Germinal

Germinal (paragraphe n°2867)

Partie : Septième partie, chapitre III

Négrel dut se résigner à tirer la corde du signal, pour qu'on le remontât. Puis, il se fit arrêter de nouveau. Une stupeur lui restait, celle de cet accident, si brusque, dont il ne comprenait pas la cause. Il désirait se rendre compte, il examina les quelques pièces du cuvelage qui tenaient bon. A distance, des déchirures, des entailles dans le bois l'avaient surpris. Sa lampe agonisait, noyée d'humidité, et il toucha de ses doigts, il reconnut très nettement des coups de scie, des coups de vilebrequin, tout un travail abominable de destruction. Evidemment, on avait voulu cette catastrophe. Il demeurait béant, les pièces craquèrent, s'abîmèrent avec leurs cadres, dans un dernier glissement qui faillit l'emporter lui-même. Sabravoure s'en était allée, l'idée de l'homme qui avait fait ça dressait ses cheveux, le glaçait de la peur religieuse du mal, comme si, mêlé aux ténèbres, l'homme eût encore été là, énorme, pour son forfait démesuré.
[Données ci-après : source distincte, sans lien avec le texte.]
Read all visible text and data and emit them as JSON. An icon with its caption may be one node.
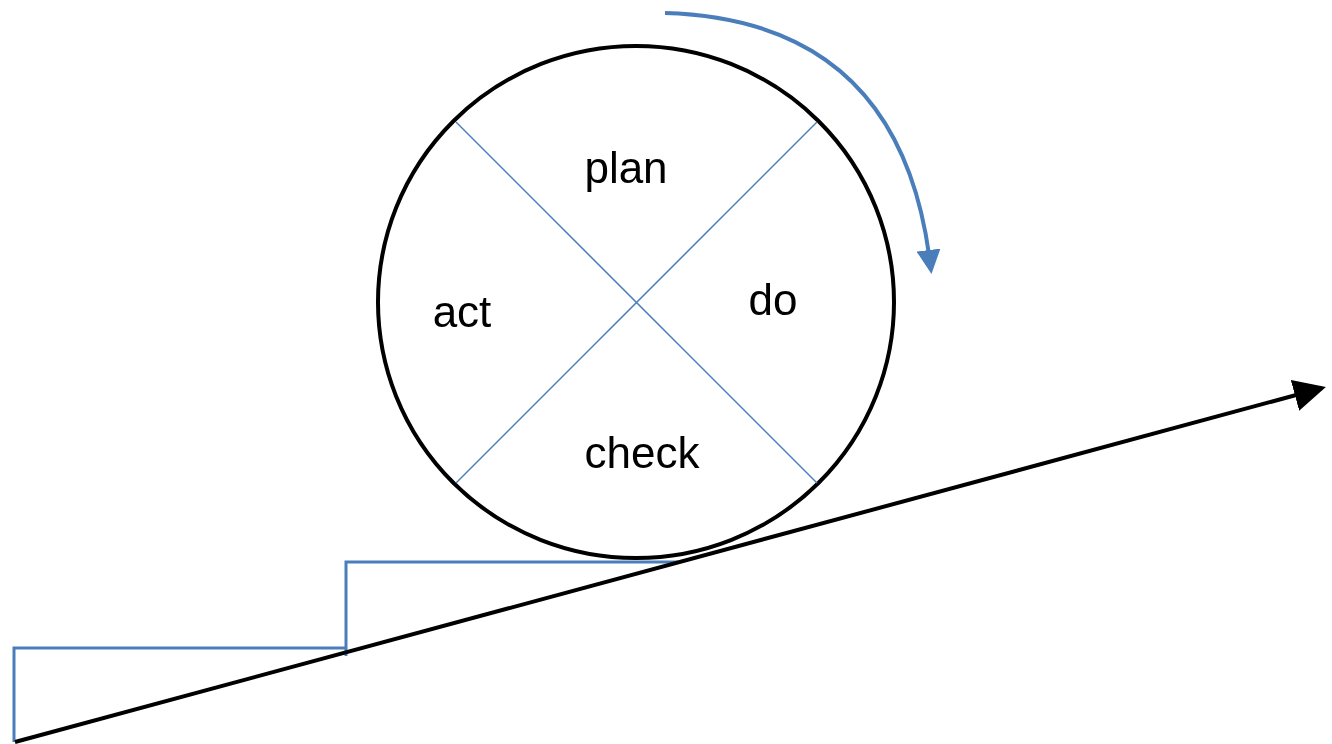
{
  "diagram": {
    "labels": [
      "plan",
      "act",
      "do",
      "check"
    ]
  }
}
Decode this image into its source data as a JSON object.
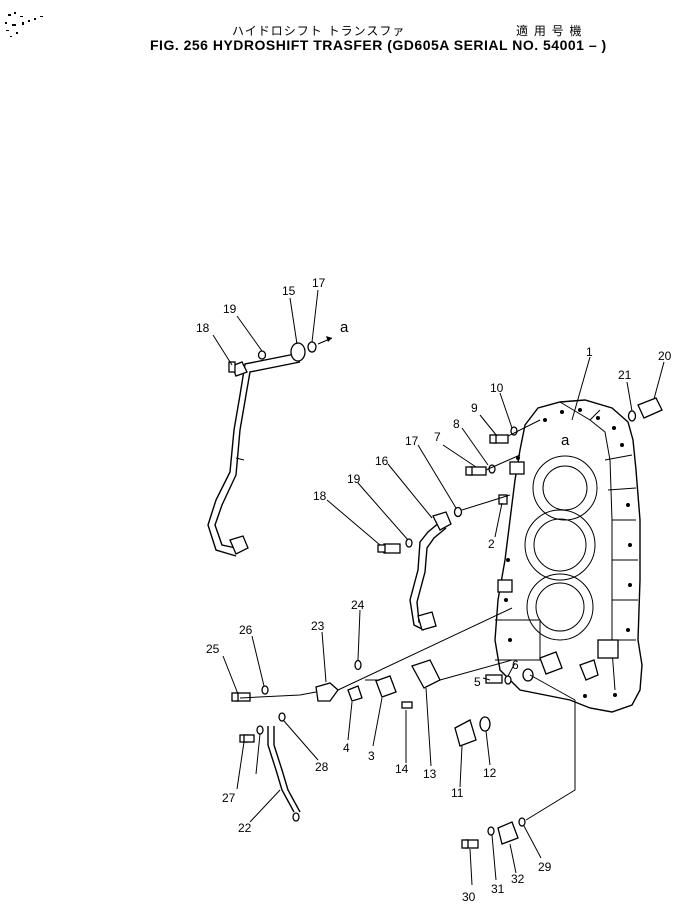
{
  "header": {
    "jp_title": "ハイドロシフト トランスファ",
    "jp_applicable": "適 用 号 機",
    "title": "FIG. 256  HYDROSHIFT TRASFER (GD605A SERIAL NO. 54001 – )"
  },
  "callouts": {
    "c1": "1",
    "c2": "2",
    "c3": "3",
    "c4": "4",
    "c5": "5",
    "c6": "6",
    "c7": "7",
    "c8": "8",
    "c9": "9",
    "c10": "10",
    "c11": "11",
    "c12": "12",
    "c13": "13",
    "c14": "14",
    "c15": "15",
    "c16": "16",
    "c17a": "17",
    "c17b": "17",
    "c18a": "18",
    "c18b": "18",
    "c19a": "19",
    "c19b": "19",
    "c20": "20",
    "c21": "21",
    "c22": "22",
    "c23": "23",
    "c24": "24",
    "c25": "25",
    "c26": "26",
    "c27": "27",
    "c28": "28",
    "c29": "29",
    "c30": "30",
    "c31": "31",
    "c32": "32",
    "ref_a1": "a",
    "ref_a2": "a"
  }
}
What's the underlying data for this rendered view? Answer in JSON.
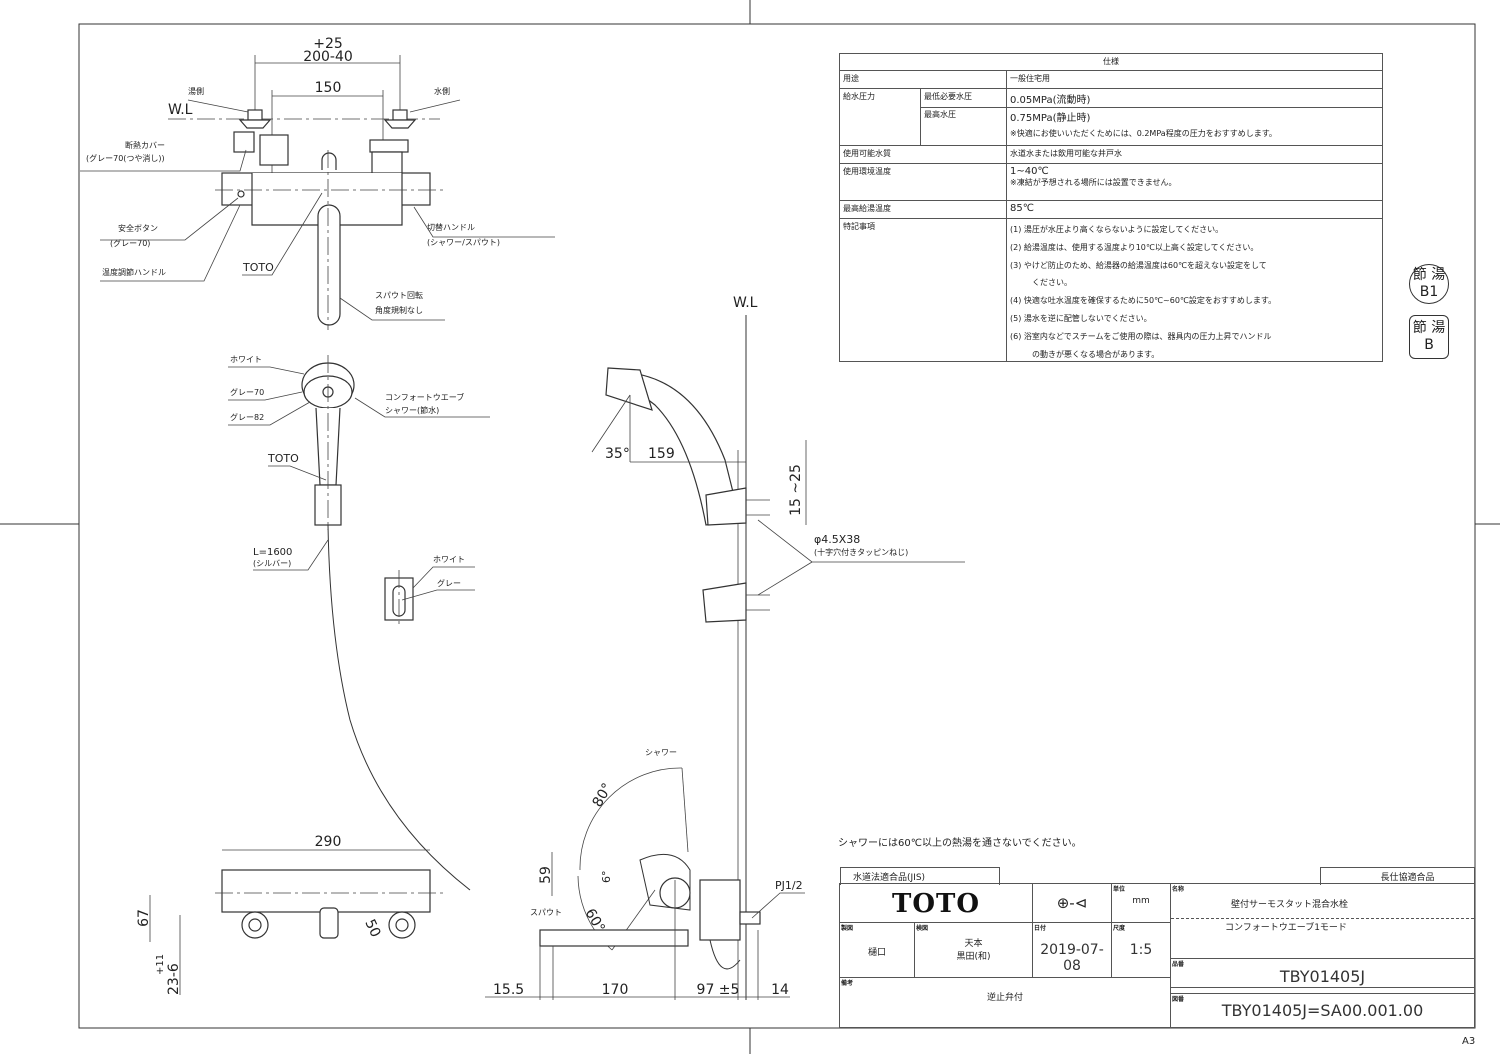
{
  "sheet": {
    "size": "A3",
    "warning": "シャワーには60℃以上の熱湯を通さないでください。"
  },
  "front_view": {
    "dims": {
      "overall_plus": "+25",
      "overall": "200-40",
      "inner": "150"
    },
    "waterline": "W.L",
    "labels": {
      "hot_side": "湯側",
      "cold_side": "水側",
      "heat_cover": "断熱カバー",
      "heat_cover_color": "(グレー70(つや消し))",
      "safety_button": "安全ボタン",
      "safety_button_color": "(グレー70)",
      "temp_handle": "温度調節ハンドル",
      "brand_mark": "TOTO",
      "switch_handle": "切替ハンドル",
      "switch_handle_sub": "(シャワー/スパウト)",
      "spout_rotation": "スパウト回転",
      "spout_rotation_sub": "角度規制なし"
    }
  },
  "shower_view": {
    "labels": {
      "white": "ホワイト",
      "gray70": "グレー70",
      "gray82": "グレー82",
      "shower_name": "コンフォートウエーブ",
      "shower_sub": "シャワー(節水)",
      "brand_mark": "TOTO",
      "hose": "L=1600",
      "hose_color": "(シルバー)",
      "holder_white": "ホワイト",
      "holder_gray": "グレー"
    }
  },
  "side_view": {
    "waterline": "W.L",
    "dims": {
      "angle": "35°",
      "reach": "159",
      "range": "15 ~25"
    },
    "screw": "φ4.5X38",
    "screw_sub": "(十字穴付きタッピンねじ)"
  },
  "bottom_view": {
    "dims": {
      "width": "290",
      "depth": "67",
      "handle": "50",
      "tol_plus": "+11",
      "tol": "23-6"
    }
  },
  "spout_view": {
    "labels": {
      "shower": "シャワー",
      "spout": "スパウト",
      "pj": "PJ1/2"
    },
    "dims": {
      "angle_up": "80°",
      "angle_small": "6°",
      "angle_down": "60°",
      "height": "59",
      "d1": "15.5",
      "d2": "170",
      "d3": "97 ±5",
      "d4": "14"
    }
  },
  "spec_table": {
    "title": "仕様",
    "rows": [
      {
        "label": "用途",
        "value": "一般住宅用"
      },
      {
        "label": "給水圧力",
        "sub1": "最低必要水圧",
        "value1": "0.05MPa(流動時)",
        "sub2": "最高水圧",
        "value2": "0.75MPa(静止時)",
        "note2": "※快適にお使いいただくためには、0.2MPa程度の圧力をおすすめします。"
      },
      {
        "label": "使用可能水質",
        "value": "水道水または飲用可能な井戸水"
      },
      {
        "label": "使用環境温度",
        "value": "1~40℃",
        "note": "※凍結が予想される場所には設置できません。"
      },
      {
        "label": "最高給湯温度",
        "value": "85℃"
      },
      {
        "label": "特記事項",
        "notes": [
          "(1) 湯圧が水圧より高くならないように設定してください。",
          "(2) 給湯温度は、使用する温度より10℃以上高く設定してください。",
          "(3) やけど防止のため、給湯器の給湯温度は60℃を超えない設定をして",
          "ください。",
          "(4) 快適な吐水温度を確保するために50℃~60℃設定をおすすめします。",
          "(5) 湯水を逆に配管しないでください。",
          "(6) 浴室内などでスチームをご使用の際は、器具内の圧力上昇でハンドル",
          "の動きが悪くなる場合があります。"
        ]
      }
    ]
  },
  "badges": [
    {
      "line1": "節 湯",
      "line2": "B1",
      "shape": "circle"
    },
    {
      "line1": "節 湯",
      "line2": "B",
      "shape": "rounded"
    }
  ],
  "title_block": {
    "jis_tab": "水道法適合品(JIS)",
    "long_life_tab": "長仕協適合品",
    "logo": "TOTO",
    "projection_symbol": "⊕-⊲",
    "unit_label": "単位",
    "unit": "mm",
    "name_label": "名称",
    "product_name": "壁付サーモスタット混合水栓",
    "product_sub": "コンフォートウエーブ1モード",
    "drawn_label": "製図",
    "drawn_by": "樋口",
    "checked_label": "検図",
    "checked_by_1": "天本",
    "checked_by_2": "黒田(和)",
    "date_label": "日付",
    "date": "2019-07-08",
    "scale_label": "尺度",
    "scale": "1:5",
    "model_label": "品番",
    "model": "TBY01405J",
    "note_label": "備考",
    "note": "逆止弁付",
    "drawing_no_label": "図番",
    "drawing_no": "TBY01405J=SA00.001.00"
  }
}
Il cria, il agita le signal d'une main furieuse ; et il était grand temps d'ailleurs, car il s'aperçut, cent mètres plus haut, que le cuvelage supérieur se mettait à son tour en mouvement : les joints s'ouvraient, perdaient leur brandissage d'étoupe, lâchaient des ruisseaux. Ce n'était à présent qu'une question d'heures, le puits achèverait de se décuveler, et s'écroulerait.